Graduation Year


Document Type




Degree Granting Department

Public Health

Major Professor

Jay Wolfson, DrPH.

Committee Member

Raymond D. Harbison, Ph.D.

Committee Member

Steven P. Mlynarek, Ph.D.

Committee Member

Barbara Langland Orban, Ph.D.


Anger, De-escalation, Healthcare, Patient Care, Self-defense



In the summer of 2009, Tampa General care providers met with Hospital Administration to express concern that violence on care units was a growing problem and making it difficult to provide quality care. Nurses stated that such violence was one important reason many of their peers choose to retire. Administration took this situation seriously and formed a committee to gather information and submit suggestions to reduce the violence. The committee consisted of representatives from several nursing units, human resources, risk management, security, and administration. Duties assigned included investigation of the actual number of reports on all units and trends. The committee was also charged with the production of a report regarding reviewing other hospital data, literature review, and developing recommendations.

Internal reports indicated that the total prevalence of reported violence as well as the incidence per patient had increased annually since 2005. The hospital reports contradicted the national literature regarding the emergency department (ED) and psychiatric unit (Psych) being the two hospital units with the highest number of violent events. One possible reason for the difference is that these departments require all care providers to attend de-escalation and self-defense classes annually. Based on these findings, the researcher developed and adapted training similar to that of the ED for other units reporting aggressive, abusive, and violent patients. The committee approved a draft plan for implementation. Following presentation to Nursing Administration, some modifications were made, and the Internal Review Boards of the hospital and University of South Florida (USF) approved the project.

The hypothesis tested in this study was whether training in de-escalation and self-defense modifies providers' behaviors to prevent or reduce aggressive, abusive, or violent behavior by patients and visitors. The independent variable was training. The dependent variable was requests for assistance with unruly, angry, or violent patients or visitors. Event reports of the year prior were used for historical comparison. Event reports for the experimental period were assembled subsequent to the training for comparison.

Nursing Administration selected two units to receive the training intervention. The two units selected were neither the worst nor the best in numbers, but rather the middle. Nursing required that all training be scheduled in normal department meetings and that Nurse Managers of the units agree to participate. The research design presumed that at least 85% of care providers on a unit would attend the training. Schedules were developed to accommodate all care providers. The training was presented during June of 2010.

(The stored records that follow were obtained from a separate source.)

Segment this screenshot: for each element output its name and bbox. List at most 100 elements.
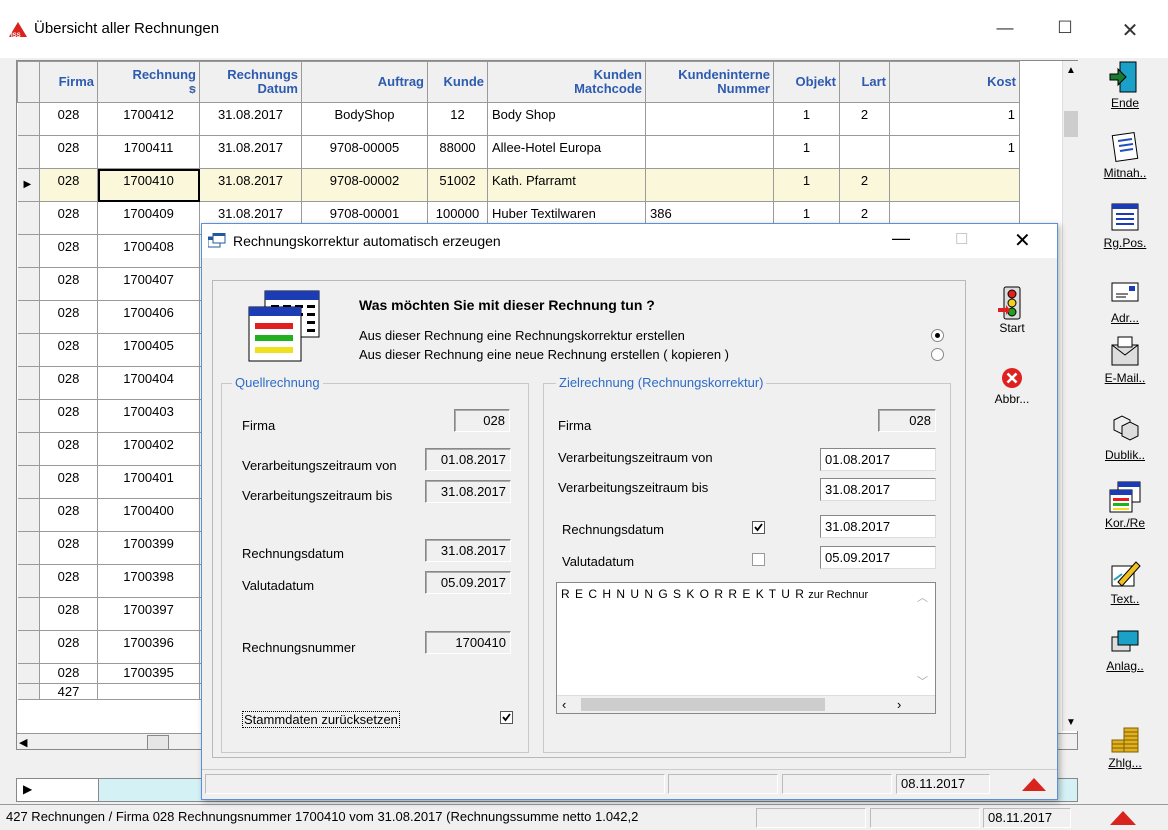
memo-scroll-up-icon[interactable]: ︿ xyxy=(917,589,928,605)
row-indicator[interactable] xyxy=(17,597,40,631)
toolbar-button-mitnah[interactable]: Mitnah.. xyxy=(1085,130,1165,180)
target-bis-input[interactable]: 31.08.2017 xyxy=(820,478,936,501)
table-cell[interactable]: 028 xyxy=(39,531,98,565)
table-cell[interactable]: 028 xyxy=(39,234,98,268)
toolbar-button-adr[interactable]: Adr... xyxy=(1085,275,1165,325)
memo-horizontal-scrollbar[interactable]: ‹ › xyxy=(557,695,935,713)
toolbar-button-korre[interactable]: Kor./Re xyxy=(1085,480,1165,530)
table-cell[interactable]: 1 xyxy=(773,135,840,169)
table-cell[interactable]: 028 xyxy=(39,168,98,202)
row-indicator[interactable]: ▶ xyxy=(17,168,40,202)
table-cell[interactable]: 028 xyxy=(39,663,98,684)
table-cell[interactable]: BodyShop xyxy=(301,102,428,136)
column-header-rechnungsdatum[interactable]: Rechnungs Datum xyxy=(199,61,302,103)
target-valuta-input[interactable]: 05.09.2017 xyxy=(820,546,936,569)
row-indicator[interactable] xyxy=(17,663,40,684)
table-cell[interactable]: 31.08.2017 xyxy=(199,168,302,202)
option-copy-radio[interactable] xyxy=(931,348,944,361)
table-cell[interactable]: 1700406 xyxy=(97,300,200,334)
row-indicator[interactable] xyxy=(17,135,40,169)
toolbar-button-zhlg[interactable]: Zhlg... xyxy=(1085,720,1165,770)
table-cell[interactable]: 1700411 xyxy=(97,135,200,169)
table-cell[interactable]: 028 xyxy=(39,399,98,433)
row-indicator[interactable] xyxy=(17,531,40,565)
row-indicator[interactable] xyxy=(17,465,40,499)
target-von-input[interactable]: 01.08.2017 xyxy=(820,448,936,471)
row-indicator[interactable] xyxy=(17,399,40,433)
scroll-thumb[interactable] xyxy=(147,735,169,749)
scroll-left-arrow-icon[interactable]: ◀ xyxy=(19,736,27,749)
table-cell[interactable]: 1700398 xyxy=(97,564,200,598)
table-cell[interactable]: 51002 xyxy=(427,168,488,202)
table-cell[interactable]: 028 xyxy=(39,300,98,334)
vertical-scrollbar[interactable]: ▲ ▼ xyxy=(1062,61,1078,731)
table-cell[interactable]: 028 xyxy=(39,366,98,400)
vertical-scroll-thumb[interactable] xyxy=(1064,111,1078,137)
table-cell[interactable]: Kath. Pfarramt xyxy=(487,168,646,202)
table-cell[interactable]: 1700399 xyxy=(97,531,200,565)
row-indicator[interactable] xyxy=(17,201,40,235)
minimize-button[interactable]: — xyxy=(990,18,1020,38)
row-indicator[interactable] xyxy=(17,333,40,367)
table-cell[interactable]: 1700407 xyxy=(97,267,200,301)
table-cell[interactable]: 1 xyxy=(889,102,1020,136)
table-cell[interactable]: 9708-00005 xyxy=(301,135,428,169)
reset-master-data-label[interactable]: Stammdaten zurücksetzen xyxy=(242,711,400,728)
table-row[interactable]: 028 1700412 31.08.2017 BodyShop 12 Body Shop 1… xyxy=(17,102,1020,136)
table-cell[interactable]: 028 xyxy=(39,597,98,631)
table-cell[interactable]: 1 xyxy=(889,135,1020,169)
column-header-kundeninterne-nummer[interactable]: Kundeninterne Nummer xyxy=(645,61,774,103)
table-cell[interactable]: 1 xyxy=(773,168,840,202)
table-cell[interactable]: 1700408 xyxy=(97,234,200,268)
table-cell[interactable]: 88000 xyxy=(427,135,488,169)
column-header-kost[interactable]: Kost xyxy=(889,61,1020,103)
table-cell[interactable]: 028 xyxy=(39,432,98,466)
table-cell[interactable]: 1700405 xyxy=(97,333,200,367)
toolbar-button-anlag[interactable]: Anlag.. xyxy=(1085,623,1165,673)
toolbar-button-text[interactable]: Text.. xyxy=(1085,556,1165,606)
table-cell[interactable] xyxy=(839,135,890,169)
table-cell[interactable]: 1700400 xyxy=(97,498,200,532)
table-cell[interactable]: Allee-Hotel Europa xyxy=(487,135,646,169)
table-cell[interactable]: 9708-00002 xyxy=(301,168,428,202)
toolbar-button-email[interactable]: E-Mail.. xyxy=(1085,335,1165,385)
close-button[interactable]: ✕ xyxy=(1115,18,1145,43)
table-cell[interactable] xyxy=(889,168,1020,202)
table-cell[interactable]: 1 xyxy=(773,102,840,136)
table-row[interactable]: 028 1700411 31.08.2017 9708-00005 88000 Allee… xyxy=(17,135,1020,169)
table-cell[interactable]: 028 xyxy=(39,498,98,532)
row-indicator[interactable] xyxy=(17,234,40,268)
table-cell[interactable]: Body Shop xyxy=(487,102,646,136)
table-cell[interactable]: 028 xyxy=(39,333,98,367)
column-header-objekt[interactable]: Objekt xyxy=(773,61,840,103)
memo-scroll-left-icon[interactable]: ‹ xyxy=(562,697,566,712)
column-header-firma[interactable]: Firma xyxy=(39,61,98,103)
table-row[interactable]: ▶ 028 1700410 31.08.2017 9708-00002 51002 Kath… xyxy=(17,168,1020,202)
table-cell[interactable]: 028 xyxy=(39,465,98,499)
memo-scroll-thumb[interactable] xyxy=(581,698,825,711)
toolbar-button-ende[interactable]: Ende xyxy=(1085,60,1165,110)
table-cell[interactable]: 028 xyxy=(39,564,98,598)
table-cell[interactable]: 2 xyxy=(839,102,890,136)
table-cell[interactable]: 1700402 xyxy=(97,432,200,466)
start-button[interactable]: Start xyxy=(992,286,1032,335)
target-valuta-checkbox[interactable] xyxy=(752,553,765,566)
table-cell[interactable]: 028 xyxy=(39,267,98,301)
memo-scroll-down-icon[interactable]: ﹀ xyxy=(917,673,928,689)
table-cell[interactable]: 2 xyxy=(839,168,890,202)
row-indicator[interactable] xyxy=(17,564,40,598)
memo-scroll-right-icon[interactable]: › xyxy=(897,697,901,712)
table-cell[interactable] xyxy=(645,102,774,136)
column-header-rechnung[interactable]: Rechnung s xyxy=(97,61,200,103)
sort-desc-icon[interactable]: ▽ xyxy=(189,85,196,96)
row-indicator[interactable] xyxy=(17,432,40,466)
table-cell[interactable]: 028 xyxy=(39,102,98,136)
correction-text-memo[interactable]: R E C H N U N G S K O R R E K T U R zur … xyxy=(556,582,936,714)
dialog-minimize-button[interactable]: — xyxy=(892,228,910,249)
table-cell[interactable]: 1700396 xyxy=(97,630,200,664)
column-header-lart[interactable]: Lart xyxy=(839,61,890,103)
table-cell[interactable]: 1700395 xyxy=(97,663,200,684)
navigator-field[interactable]: ▶ xyxy=(17,779,99,801)
table-cell[interactable] xyxy=(645,135,774,169)
column-header-auftrag[interactable]: Auftrag xyxy=(301,61,428,103)
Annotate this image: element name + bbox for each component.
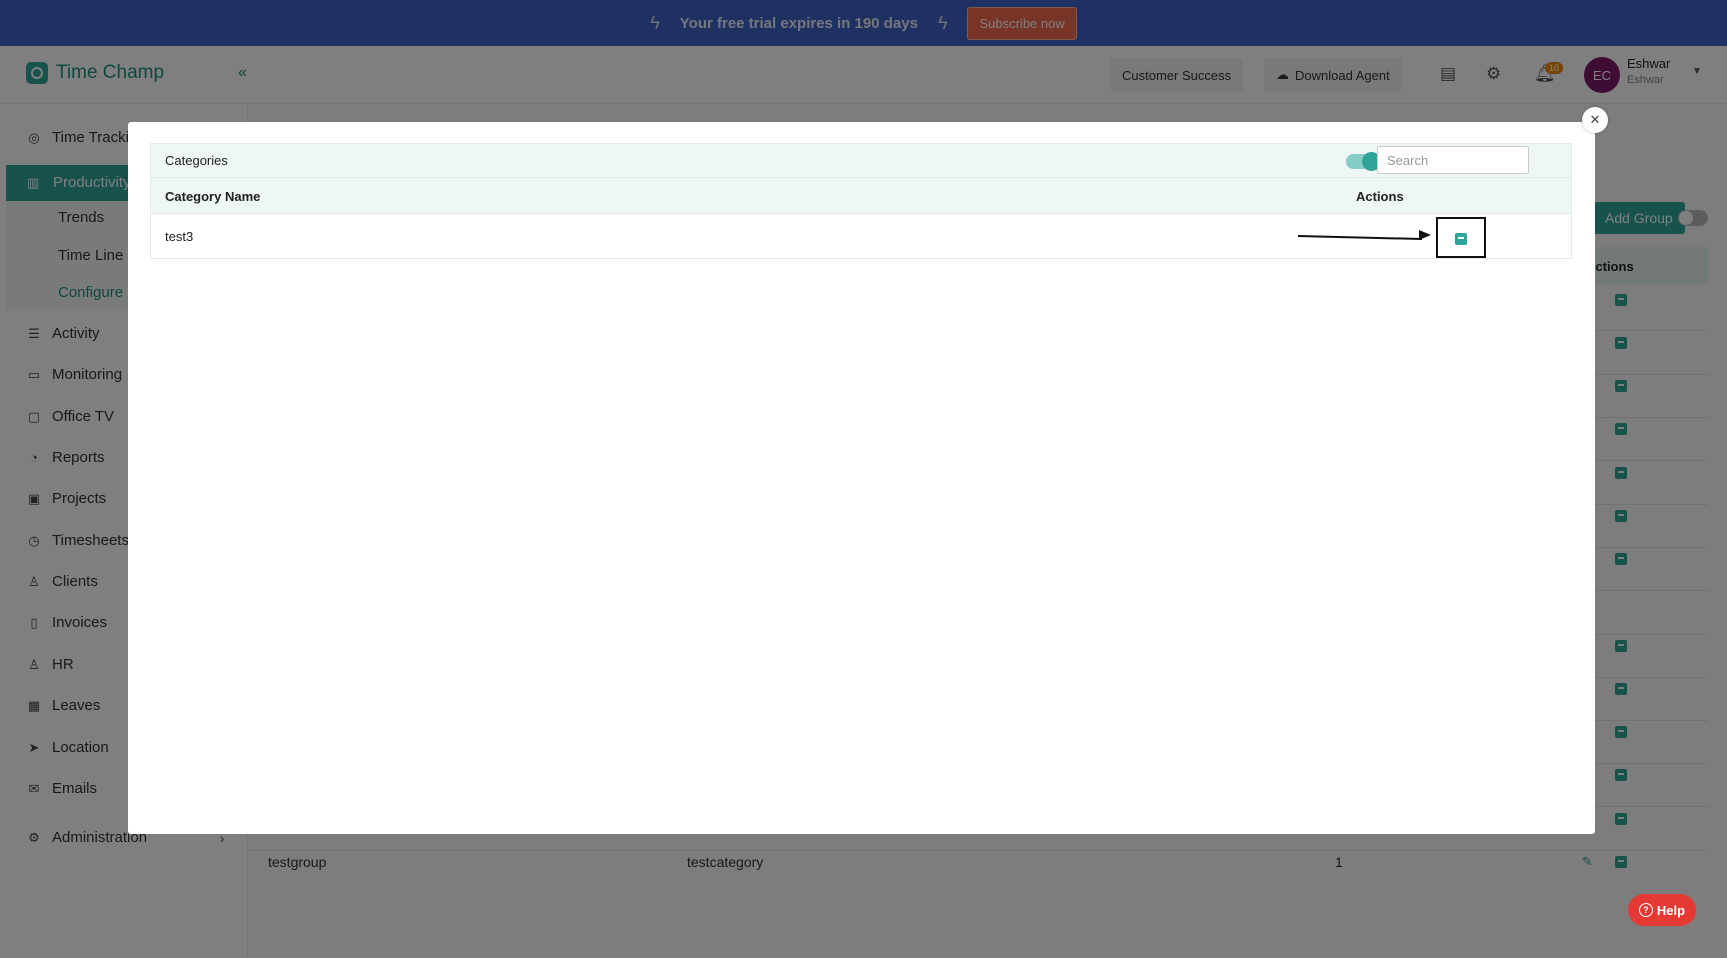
modal-title: Categories <box>165 153 228 168</box>
categories-toggle[interactable] <box>1346 152 1381 171</box>
category-name-column-header: Category Name <box>165 189 261 204</box>
help-label: Help <box>1656 902 1686 918</box>
categories-modal: Categories Category Name Actions test3 <box>128 122 1595 834</box>
categories-table-header: Category Name Actions <box>151 178 1571 214</box>
close-icon[interactable]: ✕ <box>1582 107 1608 133</box>
categories-card-header: Categories <box>151 144 1571 178</box>
actions-column-header: Actions <box>1356 189 1404 204</box>
annotation-highlight-box <box>1436 217 1486 258</box>
delete-icon[interactable] <box>1455 233 1467 245</box>
annotation-arrow-head <box>1419 230 1431 240</box>
search-input[interactable] <box>1377 146 1529 174</box>
category-name-cell: test3 <box>165 229 194 244</box>
categories-card: Categories Category Name Actions test3 <box>150 143 1572 259</box>
question-icon: ? <box>1638 903 1653 917</box>
help-button[interactable]: ? Help <box>1628 894 1696 926</box>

Experimental and comparison units were monitored each month for the number of reported violent events (Code Grays) on each unit. During the fourth months of monitoring, there was a data spike in the Cardiac Care unit. No action was taken until another spike occurred during the sixth month. It was determined that an error had occurred that partially invalidated the data from the Cardiac Care unit: the 85% participation rate among staff had not been reached. Monitoring continued for 12 months after the training. The Eldercare unit showed reduced requests for assistance. Overall, the Cardiac Care unit increased requests for assistance from the year before. Results were adjusted for patient census. Wilcoxon Signed Ranks Testing was performed and displayed using box plots to show how far the median changed during the research from one group to the next. The analysis compared prior year with the year following the interventions, and indicated that there was a movement toward a reduction of Code Grays. To determine if there was a difference between comparison units and experimental units 12 months after the training, Poisson Regression Analysis was utilized. When the comparison units were set as the reference, Poisson analysis indicated the events were decreasing on both units. The Cardiac Care unit did not have a statistically significant p value. The Eldercare unit had a p value of .019.

In conclusion, the results are mixed and statistically inconclusive. From the care providers' perspective, any reduction in violence is significant. The data regarding the training interventions indicates that there was an empirical, albeit not a statistically significant, change in Code Gray reports. Training may have reduced the violence on the Eldercare unit by nearly half.